Which are the best practises to handle large JSON?

Question

Question

Pietro Di Leo · Jun 13, 2024

#Embedded Python #FHIR #JSON #ObjectScript #Performance #Python #HealthShare #InterSystems IRIS

Hello everyone,

Recently, I've been working on a Business Process that processes a large JSON FHIR message containing up to 50k requests in an array within the JSON.

Currently, the code imports the JSON as a dynamic object from the original message stream, obtains an iterator from it, and processes each request one at a time in a loop.

The performance meets the requirements, even with much larger requests than the one exposed above. However, I am interested in learning the best practices for handling large JSON in ObjectScript (and why not, Embedded Python) to achieve better performance for future developments.

Here are some ideas I have considered:

Iterative Processing: Process each element of the JSON iteratively without loading the entire stream into memory.
Chunking: Split the loaded JSON into smaller chunks and process them one by one.
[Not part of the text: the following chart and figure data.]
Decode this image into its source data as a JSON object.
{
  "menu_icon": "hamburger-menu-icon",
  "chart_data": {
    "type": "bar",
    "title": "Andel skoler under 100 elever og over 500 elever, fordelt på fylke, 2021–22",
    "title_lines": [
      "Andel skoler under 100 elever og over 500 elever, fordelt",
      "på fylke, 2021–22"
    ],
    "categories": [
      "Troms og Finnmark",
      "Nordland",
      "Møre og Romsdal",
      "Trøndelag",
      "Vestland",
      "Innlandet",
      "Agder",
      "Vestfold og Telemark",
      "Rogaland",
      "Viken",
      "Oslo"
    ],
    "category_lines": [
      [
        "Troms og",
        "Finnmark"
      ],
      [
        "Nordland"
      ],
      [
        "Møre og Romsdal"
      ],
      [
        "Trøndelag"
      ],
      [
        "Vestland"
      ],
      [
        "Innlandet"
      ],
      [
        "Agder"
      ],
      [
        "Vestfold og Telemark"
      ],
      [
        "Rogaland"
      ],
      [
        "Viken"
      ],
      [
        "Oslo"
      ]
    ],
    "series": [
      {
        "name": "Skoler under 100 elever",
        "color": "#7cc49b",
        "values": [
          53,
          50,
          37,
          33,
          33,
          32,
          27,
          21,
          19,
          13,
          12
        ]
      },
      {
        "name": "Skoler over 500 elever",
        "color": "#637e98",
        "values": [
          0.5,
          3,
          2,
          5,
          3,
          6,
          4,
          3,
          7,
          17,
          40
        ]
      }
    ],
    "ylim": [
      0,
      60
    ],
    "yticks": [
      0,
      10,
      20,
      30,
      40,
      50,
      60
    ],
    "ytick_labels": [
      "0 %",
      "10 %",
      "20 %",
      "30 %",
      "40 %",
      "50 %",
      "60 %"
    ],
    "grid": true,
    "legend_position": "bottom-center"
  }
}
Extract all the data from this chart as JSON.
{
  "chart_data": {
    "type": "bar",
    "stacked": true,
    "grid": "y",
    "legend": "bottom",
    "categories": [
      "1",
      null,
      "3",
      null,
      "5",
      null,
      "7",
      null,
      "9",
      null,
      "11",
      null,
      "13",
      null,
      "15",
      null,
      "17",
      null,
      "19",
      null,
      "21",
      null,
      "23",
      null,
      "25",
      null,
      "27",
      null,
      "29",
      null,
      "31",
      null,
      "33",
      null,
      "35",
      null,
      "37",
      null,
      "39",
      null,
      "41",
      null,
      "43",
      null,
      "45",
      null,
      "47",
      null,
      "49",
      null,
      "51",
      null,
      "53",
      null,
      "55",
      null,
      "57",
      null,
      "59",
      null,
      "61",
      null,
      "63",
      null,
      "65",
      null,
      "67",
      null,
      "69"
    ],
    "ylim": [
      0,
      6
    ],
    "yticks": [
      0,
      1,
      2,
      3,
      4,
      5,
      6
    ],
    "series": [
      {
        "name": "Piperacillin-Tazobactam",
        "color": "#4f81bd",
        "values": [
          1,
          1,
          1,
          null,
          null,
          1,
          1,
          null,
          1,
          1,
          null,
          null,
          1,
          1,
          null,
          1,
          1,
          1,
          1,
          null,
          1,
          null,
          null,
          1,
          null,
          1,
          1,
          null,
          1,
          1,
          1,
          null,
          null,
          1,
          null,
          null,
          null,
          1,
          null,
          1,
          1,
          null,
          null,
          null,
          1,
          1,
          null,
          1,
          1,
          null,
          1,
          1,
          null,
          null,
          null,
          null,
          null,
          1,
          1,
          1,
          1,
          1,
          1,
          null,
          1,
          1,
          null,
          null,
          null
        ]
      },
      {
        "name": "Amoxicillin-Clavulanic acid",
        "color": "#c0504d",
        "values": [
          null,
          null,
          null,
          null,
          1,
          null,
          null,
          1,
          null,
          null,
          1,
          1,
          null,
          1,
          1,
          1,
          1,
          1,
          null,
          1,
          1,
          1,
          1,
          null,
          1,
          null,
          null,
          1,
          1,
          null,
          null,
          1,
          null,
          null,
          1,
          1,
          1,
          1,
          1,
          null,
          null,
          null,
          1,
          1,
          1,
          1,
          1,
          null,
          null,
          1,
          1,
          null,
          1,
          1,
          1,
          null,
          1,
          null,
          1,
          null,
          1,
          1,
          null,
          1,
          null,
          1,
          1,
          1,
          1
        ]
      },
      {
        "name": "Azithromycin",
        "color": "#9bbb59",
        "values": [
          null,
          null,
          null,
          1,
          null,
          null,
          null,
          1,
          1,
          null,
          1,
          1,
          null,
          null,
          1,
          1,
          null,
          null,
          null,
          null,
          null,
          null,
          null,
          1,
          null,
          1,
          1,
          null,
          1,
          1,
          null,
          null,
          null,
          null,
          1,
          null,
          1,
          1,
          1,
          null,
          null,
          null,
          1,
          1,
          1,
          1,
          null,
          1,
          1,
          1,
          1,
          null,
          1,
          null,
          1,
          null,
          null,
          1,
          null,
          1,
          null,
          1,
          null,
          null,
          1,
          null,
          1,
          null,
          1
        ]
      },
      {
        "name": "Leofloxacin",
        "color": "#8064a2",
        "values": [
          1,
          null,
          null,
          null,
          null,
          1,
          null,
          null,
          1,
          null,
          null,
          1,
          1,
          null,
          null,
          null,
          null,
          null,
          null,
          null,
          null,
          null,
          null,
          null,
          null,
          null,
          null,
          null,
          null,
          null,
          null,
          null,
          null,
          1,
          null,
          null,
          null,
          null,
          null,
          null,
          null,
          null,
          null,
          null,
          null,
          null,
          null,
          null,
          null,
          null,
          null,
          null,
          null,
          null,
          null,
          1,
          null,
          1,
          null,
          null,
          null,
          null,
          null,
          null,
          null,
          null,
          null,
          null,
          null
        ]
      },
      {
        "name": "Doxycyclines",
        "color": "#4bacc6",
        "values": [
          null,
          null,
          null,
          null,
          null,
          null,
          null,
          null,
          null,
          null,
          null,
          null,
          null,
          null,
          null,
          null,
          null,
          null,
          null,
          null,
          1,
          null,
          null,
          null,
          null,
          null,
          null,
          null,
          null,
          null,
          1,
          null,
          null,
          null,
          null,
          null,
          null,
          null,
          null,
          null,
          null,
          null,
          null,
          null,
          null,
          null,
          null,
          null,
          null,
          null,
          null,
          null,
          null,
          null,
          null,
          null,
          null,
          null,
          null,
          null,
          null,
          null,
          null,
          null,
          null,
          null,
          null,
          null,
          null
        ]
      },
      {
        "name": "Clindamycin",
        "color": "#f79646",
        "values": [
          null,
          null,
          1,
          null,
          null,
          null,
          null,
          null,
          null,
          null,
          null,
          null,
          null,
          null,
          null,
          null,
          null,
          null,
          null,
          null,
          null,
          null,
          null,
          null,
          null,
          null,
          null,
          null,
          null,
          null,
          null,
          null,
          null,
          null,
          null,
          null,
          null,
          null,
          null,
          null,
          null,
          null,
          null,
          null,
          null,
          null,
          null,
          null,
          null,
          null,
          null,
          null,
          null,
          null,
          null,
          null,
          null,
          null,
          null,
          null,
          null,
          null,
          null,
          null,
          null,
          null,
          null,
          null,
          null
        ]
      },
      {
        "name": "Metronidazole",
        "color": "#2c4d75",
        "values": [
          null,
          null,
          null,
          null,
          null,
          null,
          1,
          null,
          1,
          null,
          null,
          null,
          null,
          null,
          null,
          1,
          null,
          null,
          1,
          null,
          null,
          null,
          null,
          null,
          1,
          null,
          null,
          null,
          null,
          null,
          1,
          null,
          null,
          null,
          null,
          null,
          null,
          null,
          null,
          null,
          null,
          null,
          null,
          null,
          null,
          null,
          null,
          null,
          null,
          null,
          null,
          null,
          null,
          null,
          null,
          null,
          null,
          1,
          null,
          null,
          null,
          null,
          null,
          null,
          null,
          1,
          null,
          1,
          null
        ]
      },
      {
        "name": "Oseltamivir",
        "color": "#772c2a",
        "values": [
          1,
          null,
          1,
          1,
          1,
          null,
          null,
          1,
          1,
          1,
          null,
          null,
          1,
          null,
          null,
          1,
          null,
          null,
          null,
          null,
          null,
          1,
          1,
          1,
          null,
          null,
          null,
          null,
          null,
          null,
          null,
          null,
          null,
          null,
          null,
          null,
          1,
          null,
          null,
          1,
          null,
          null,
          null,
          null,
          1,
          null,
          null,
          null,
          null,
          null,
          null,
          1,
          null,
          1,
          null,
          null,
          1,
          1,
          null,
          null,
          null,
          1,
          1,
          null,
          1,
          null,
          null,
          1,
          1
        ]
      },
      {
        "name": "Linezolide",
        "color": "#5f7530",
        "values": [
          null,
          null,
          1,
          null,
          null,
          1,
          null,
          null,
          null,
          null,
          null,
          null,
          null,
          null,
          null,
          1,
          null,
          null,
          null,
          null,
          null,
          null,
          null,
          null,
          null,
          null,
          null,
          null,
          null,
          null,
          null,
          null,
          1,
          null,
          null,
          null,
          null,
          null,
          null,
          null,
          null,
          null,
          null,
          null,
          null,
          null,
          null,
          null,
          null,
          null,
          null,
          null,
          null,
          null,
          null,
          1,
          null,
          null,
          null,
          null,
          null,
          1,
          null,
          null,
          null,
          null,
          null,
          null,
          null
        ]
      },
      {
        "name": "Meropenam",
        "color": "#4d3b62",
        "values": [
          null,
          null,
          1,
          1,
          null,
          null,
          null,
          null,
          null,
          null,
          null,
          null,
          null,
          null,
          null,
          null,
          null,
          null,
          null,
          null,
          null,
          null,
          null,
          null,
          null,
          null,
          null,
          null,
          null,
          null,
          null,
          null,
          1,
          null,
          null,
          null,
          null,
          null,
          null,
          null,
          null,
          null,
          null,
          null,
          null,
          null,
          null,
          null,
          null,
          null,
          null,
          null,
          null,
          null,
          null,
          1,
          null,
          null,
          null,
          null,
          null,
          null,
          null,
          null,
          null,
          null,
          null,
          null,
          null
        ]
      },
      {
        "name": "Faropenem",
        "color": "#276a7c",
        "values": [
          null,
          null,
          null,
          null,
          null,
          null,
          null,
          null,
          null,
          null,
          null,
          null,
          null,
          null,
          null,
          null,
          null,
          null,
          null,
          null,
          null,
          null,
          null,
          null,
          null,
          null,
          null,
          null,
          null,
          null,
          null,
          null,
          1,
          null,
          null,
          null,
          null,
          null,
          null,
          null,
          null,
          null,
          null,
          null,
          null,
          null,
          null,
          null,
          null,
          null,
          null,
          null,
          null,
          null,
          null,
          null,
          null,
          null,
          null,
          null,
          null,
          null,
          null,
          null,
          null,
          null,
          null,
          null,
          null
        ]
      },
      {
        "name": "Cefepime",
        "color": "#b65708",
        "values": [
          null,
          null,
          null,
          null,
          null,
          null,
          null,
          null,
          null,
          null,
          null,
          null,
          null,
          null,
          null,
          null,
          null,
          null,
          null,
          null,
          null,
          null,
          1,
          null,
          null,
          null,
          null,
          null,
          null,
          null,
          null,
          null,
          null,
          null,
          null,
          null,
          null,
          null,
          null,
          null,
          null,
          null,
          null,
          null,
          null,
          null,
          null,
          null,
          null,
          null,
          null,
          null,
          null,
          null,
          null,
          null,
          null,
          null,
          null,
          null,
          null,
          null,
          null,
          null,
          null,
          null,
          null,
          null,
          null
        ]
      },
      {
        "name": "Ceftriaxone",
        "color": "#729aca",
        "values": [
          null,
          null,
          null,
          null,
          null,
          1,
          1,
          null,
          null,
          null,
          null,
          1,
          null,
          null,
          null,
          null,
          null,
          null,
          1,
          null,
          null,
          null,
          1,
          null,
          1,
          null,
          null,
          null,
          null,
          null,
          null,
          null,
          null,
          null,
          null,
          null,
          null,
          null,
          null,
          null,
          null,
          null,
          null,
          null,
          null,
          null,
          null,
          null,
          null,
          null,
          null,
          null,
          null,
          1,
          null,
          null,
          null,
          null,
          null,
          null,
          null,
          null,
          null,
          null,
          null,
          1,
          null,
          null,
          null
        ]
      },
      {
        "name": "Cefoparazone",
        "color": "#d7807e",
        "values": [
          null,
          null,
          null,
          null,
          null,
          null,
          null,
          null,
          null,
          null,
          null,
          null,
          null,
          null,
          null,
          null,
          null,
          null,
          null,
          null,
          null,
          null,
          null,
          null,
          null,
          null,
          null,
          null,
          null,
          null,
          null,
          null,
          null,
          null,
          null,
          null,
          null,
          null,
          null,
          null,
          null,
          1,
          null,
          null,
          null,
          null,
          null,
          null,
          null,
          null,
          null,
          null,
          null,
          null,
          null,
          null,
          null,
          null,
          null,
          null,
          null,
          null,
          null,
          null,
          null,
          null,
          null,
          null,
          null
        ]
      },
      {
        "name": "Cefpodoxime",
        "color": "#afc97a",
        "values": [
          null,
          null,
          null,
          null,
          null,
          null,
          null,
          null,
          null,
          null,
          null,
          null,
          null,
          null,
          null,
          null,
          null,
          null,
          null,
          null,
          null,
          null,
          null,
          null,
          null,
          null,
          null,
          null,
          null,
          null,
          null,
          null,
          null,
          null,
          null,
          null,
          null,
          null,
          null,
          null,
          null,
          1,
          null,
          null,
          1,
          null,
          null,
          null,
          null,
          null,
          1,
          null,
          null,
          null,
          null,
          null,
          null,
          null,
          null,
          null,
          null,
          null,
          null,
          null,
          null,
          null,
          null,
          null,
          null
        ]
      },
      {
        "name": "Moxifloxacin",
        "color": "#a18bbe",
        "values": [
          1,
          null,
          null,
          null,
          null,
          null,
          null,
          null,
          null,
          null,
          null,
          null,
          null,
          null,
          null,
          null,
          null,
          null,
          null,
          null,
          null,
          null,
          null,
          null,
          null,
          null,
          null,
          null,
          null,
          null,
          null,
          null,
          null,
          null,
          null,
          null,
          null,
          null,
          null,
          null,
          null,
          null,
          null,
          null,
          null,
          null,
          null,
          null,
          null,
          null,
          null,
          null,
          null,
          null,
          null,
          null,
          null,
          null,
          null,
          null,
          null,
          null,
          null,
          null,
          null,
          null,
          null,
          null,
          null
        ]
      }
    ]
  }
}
I could split the array in parts and I wonder if getting an iterator from a smaller JSON chunk would reduce computation time.
Parallel Processing: After splitting the JSON, using parallel processing to handle multiple requests simultaneously. I read something about %SYSTEM.WorkMgr but I'm not sure how can I implement it in this case.

I would appreciate any technical information or reference to documentation about the listed topic or any other additional best practices that could help in handling large JSON data more efficiently in ObjectScript and Embedded Python.

Thank you!

Product version: IRIS 2023.1

Discussion (2)3

Log in or sign up to continue

Steven Hobbs · Jun 13, 2024

%DynamicAbstractObject-s provides the fastest for reading JSON from an external location and once in memory it provides excellent random access reading of data components. Large JSON arrays/objects are supported. I have done %FromJSON on a 20GB JSON file on a system with 16GB of physical memory—required paging of memory but still acceptable performance. You don’t require random access performance and it is best to avoid using more memory than you need. Maybe someday InterSystems can provide methods for reading JSON subobjects while remember how that object was nested in its parent objects.

Assuming your JSON is in a file or stream and the outer array contains only elements which are arrays or objects you can try the following. 1. First read the leading ‘[‘; 2. Then use %FromJSON to read the array element and process that JSON element (the read will stop on the closing ‘]’ or ‘}’); 3. Read single chars from your stream/file skipping white space and if that char is a ‘,’ then go back to step 2 but if that char is ‘]’ then you are done.

0 0

score 0 · Answer 1 · 2024-06-16T04:11:59-04:00

Ciao Pietro,

as said %DynamicAbstractObject has excellent performance and can handle easily very large JSON streams/files.
Depending on your system settings, for large JSON you may need to accommodate process memory, fortunately you can adjust it in your code at runtime so you can write robust code that does not depend on system configuration parameters.
Note that the default value of "Maximum Per-Process Memory" has changed during time, so a new installation and an upgraded installation have different values.

IMHO the real question here is: in what side of the JSON processing is your code?

Are you generating the JSON or are you receiving the JSON from a third party?

If you are receiving the JSON, then I don't think there is much you can do about, just load it and IRIS will handle it.
I'm pretty sure that any attempt to "split" the loading of the JSON stream/file will result in worst performance and consumed resources.
To split a large JSON you need to parse it anyway....

If you are generating the JSON, then depending on the project and specifications constraints, you may split you payload in chunks, for example in FHIR the server can choose to break a bundle it up into "pages".

I'm not sure if your question is about loading the JSON file/stream into a %DynamicAbstractObject or about processing the large %DynamicAbstractObject once it has been imported from JSON?

What's your problem and what's your goal?